I have a good bunch of old Cami and Buck made 300s , you will see some pivot pin heads that are not invisible, which shows pretty long or heavy use. Most all of these are nickel silver bolstered. I can tell you all the pins are stronger(SS) than the bolsters, that's why you see them easily with age. I can not make a determination if there is a difference in the few 80's Buck models with SS bolsters without digging them all out making some kind of examination. Nickle silver is used as a compromise in machining, weathering, good looks and strength. Brass has good weathering, good looks and slightly less strength. SS is the toughest but because of machining costs will likely be left behind in the compromise of costs.
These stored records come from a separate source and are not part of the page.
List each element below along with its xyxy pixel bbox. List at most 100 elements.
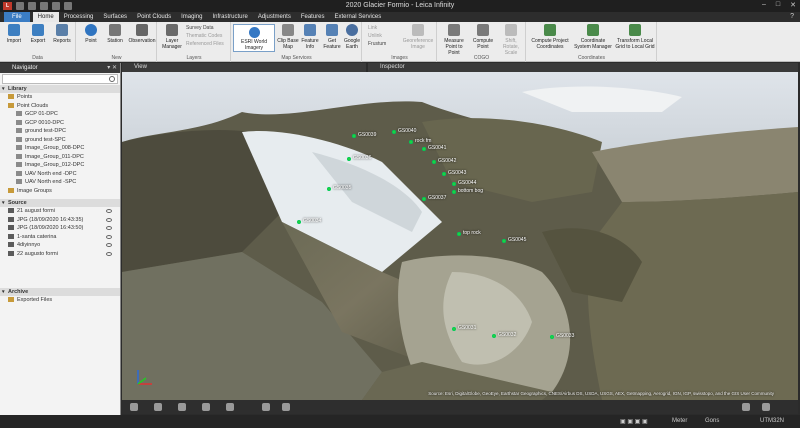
source-item[interactable]: JPG (18/09/2020 16:43:50)	[0, 224, 120, 233]
google-earth-button[interactable]: Google Earth	[340, 24, 364, 50]
clip-base-map-button[interactable]: Clip Base Map	[276, 24, 300, 50]
units-indicator[interactable]: Meter	[672, 418, 687, 424]
settings-icon[interactable]	[742, 403, 750, 411]
select-tool-icon[interactable]	[154, 403, 162, 411]
survey-data-button[interactable]: Survey Data	[186, 25, 214, 31]
survey-point-marker[interactable]	[347, 157, 351, 161]
library-item[interactable]: Image_Group_012-DPC	[0, 161, 120, 170]
navigator-search-input[interactable]	[2, 74, 118, 84]
tab-file[interactable]: File	[4, 12, 30, 22]
close-icon[interactable]: ✕	[790, 1, 796, 9]
link-button[interactable]: Link	[368, 25, 377, 31]
transform-grid-button[interactable]: Transform Local Grid to Local Grid	[615, 24, 655, 50]
library-item[interactable]: UAV North end -SPC	[0, 178, 120, 187]
visibility-eye-icon[interactable]	[106, 217, 112, 222]
survey-point-marker[interactable]	[409, 140, 413, 144]
tab-inspector[interactable]: Inspector	[368, 63, 798, 72]
survey-point-marker[interactable]	[492, 334, 496, 338]
reports-button[interactable]: Reports	[50, 24, 74, 44]
panel-controls-icon[interactable]: ▾ ✕	[107, 63, 117, 73]
observation-button[interactable]: Observation	[127, 24, 157, 44]
survey-point-marker[interactable]	[457, 232, 461, 236]
library-item[interactable]: Image Groups	[0, 187, 120, 196]
maximize-icon[interactable]: □	[776, 1, 780, 9]
layer-manager-button[interactable]: Layer Manager	[160, 24, 184, 50]
coordinate-system-manager-button[interactable]: Coordinate System Manager	[573, 24, 613, 50]
import-button[interactable]: Import	[2, 24, 26, 44]
tab-view[interactable]: View	[122, 63, 366, 72]
esri-world-imagery-button[interactable]: ESRI World Imagery	[233, 24, 275, 52]
station-button[interactable]: Station	[103, 24, 127, 44]
library-item[interactable]: UAV North end -DPC	[0, 170, 120, 179]
survey-point-marker[interactable]	[442, 172, 446, 176]
minimize-icon[interactable]: –	[762, 1, 766, 9]
visibility-eye-icon[interactable]	[106, 243, 112, 247]
frustum-button[interactable]: Frustum	[368, 41, 386, 47]
library-section-header[interactable]: Library	[0, 85, 120, 93]
library-item[interactable]: Points	[0, 93, 120, 102]
library-item[interactable]: Point Clouds	[0, 102, 120, 111]
source-item[interactable]: 22 augusto formi	[0, 250, 120, 259]
georeference-image-button[interactable]: Georeference Image	[401, 24, 435, 50]
library-item[interactable]: GCP 01-DPC	[0, 110, 120, 119]
visibility-eye-icon[interactable]	[106, 226, 112, 230]
library-item[interactable]: Image_Group_011-DPC	[0, 153, 120, 162]
survey-point-marker[interactable]	[452, 190, 456, 194]
survey-point-marker[interactable]	[327, 187, 331, 191]
unlink-button[interactable]: Unlink	[368, 33, 382, 39]
compute-project-coordinates-button[interactable]: Compute Project Coordinates	[529, 24, 571, 50]
library-item[interactable]: Image_Group_008-DPC	[0, 144, 120, 153]
source-item[interactable]: 1-santa caterina	[0, 233, 120, 242]
library-item[interactable]: GCP 0010-DPC	[0, 119, 120, 128]
survey-point-marker[interactable]	[550, 335, 554, 339]
visibility-eye-icon[interactable]	[106, 251, 112, 256]
fullscreen-icon[interactable]	[762, 403, 770, 411]
tab-processing[interactable]: Processing	[59, 12, 99, 22]
referenced-files-button[interactable]: Referenced Files	[186, 41, 224, 47]
screenshot-icon[interactable]	[282, 403, 290, 411]
survey-point-marker[interactable]	[502, 239, 506, 243]
orbit-tool-icon[interactable]	[178, 403, 186, 411]
export-button[interactable]: Export	[26, 24, 50, 44]
tab-features[interactable]: Features	[296, 12, 330, 22]
layer-filter-icon[interactable]	[226, 403, 234, 411]
help-icon[interactable]: ?	[790, 12, 794, 22]
tab-imaging[interactable]: Imaging	[176, 12, 207, 22]
tab-surfaces[interactable]: Surfaces	[98, 12, 132, 22]
library-item[interactable]: ground test-SPC	[0, 136, 120, 145]
globe-nav-icon[interactable]	[130, 403, 138, 411]
tab-home[interactable]: Home	[32, 12, 59, 22]
survey-point-marker[interactable]	[452, 182, 456, 186]
tab-external-services[interactable]: External Services	[330, 12, 387, 22]
crs-indicator[interactable]: UTM32N	[760, 418, 784, 424]
angle-indicator[interactable]: Gons	[705, 418, 719, 424]
source-item[interactable]: 21 august formi	[0, 207, 120, 216]
survey-point-marker[interactable]	[432, 160, 436, 164]
view-cube-icon[interactable]	[202, 403, 210, 411]
archive-item[interactable]: Exported Files	[0, 296, 120, 305]
3d-terrain-view[interactable]: GS0039 GS0040 rock fm GS0041 GS0042 GS0043 GS0…	[122, 72, 798, 400]
tab-adjustments[interactable]: Adjustments	[253, 12, 296, 22]
tab-infrastructure[interactable]: Infrastructure	[207, 12, 252, 22]
visibility-eye-icon[interactable]	[106, 209, 112, 213]
source-item[interactable]: 4diyinnyo	[0, 241, 120, 250]
survey-point-marker[interactable]	[422, 147, 426, 151]
point-button[interactable]: Point	[79, 24, 103, 44]
archive-section-header[interactable]: Archive	[0, 288, 120, 296]
compute-point-button[interactable]: Compute Point	[470, 24, 496, 50]
thematic-codes-button[interactable]: Thematic Codes	[186, 33, 222, 39]
source-item[interactable]: JPG (18/09/2020 16:43:35)	[0, 216, 120, 225]
library-item[interactable]: ground test-DPC	[0, 127, 120, 136]
measure-tool-icon[interactable]	[262, 403, 270, 411]
survey-point-marker[interactable]	[392, 130, 396, 134]
visibility-eye-icon[interactable]	[106, 234, 112, 239]
survey-point-marker[interactable]	[352, 134, 356, 138]
survey-point-marker[interactable]	[452, 327, 456, 331]
survey-point-marker[interactable]	[297, 220, 301, 224]
measure-point-to-point-button[interactable]: Measure Point to Point	[440, 24, 468, 56]
shift-rotate-scale-button[interactable]: Shift, Rotate, Scale	[498, 24, 524, 56]
survey-point-marker[interactable]	[422, 197, 426, 201]
feature-info-button[interactable]: Feature Info	[298, 24, 322, 50]
source-section-header[interactable]: Source	[0, 199, 120, 207]
tab-point-clouds[interactable]: Point Clouds	[132, 12, 176, 22]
I believe in the end I will say, the harder a 300 is used the more it looks like it was used. How's that for a cop out....300

I hate to post these as most of the regular posters have seen them several times. But, it helps in understanding the pin and bolster effect. This is a Camillus Buck. For someone seeing this for the first time note the swelled pivot pin ends. This is a well used knife with brass liners.


This is a Buck bolster. The bolster and liner are one piece. Pins still slightly swollen on the ends.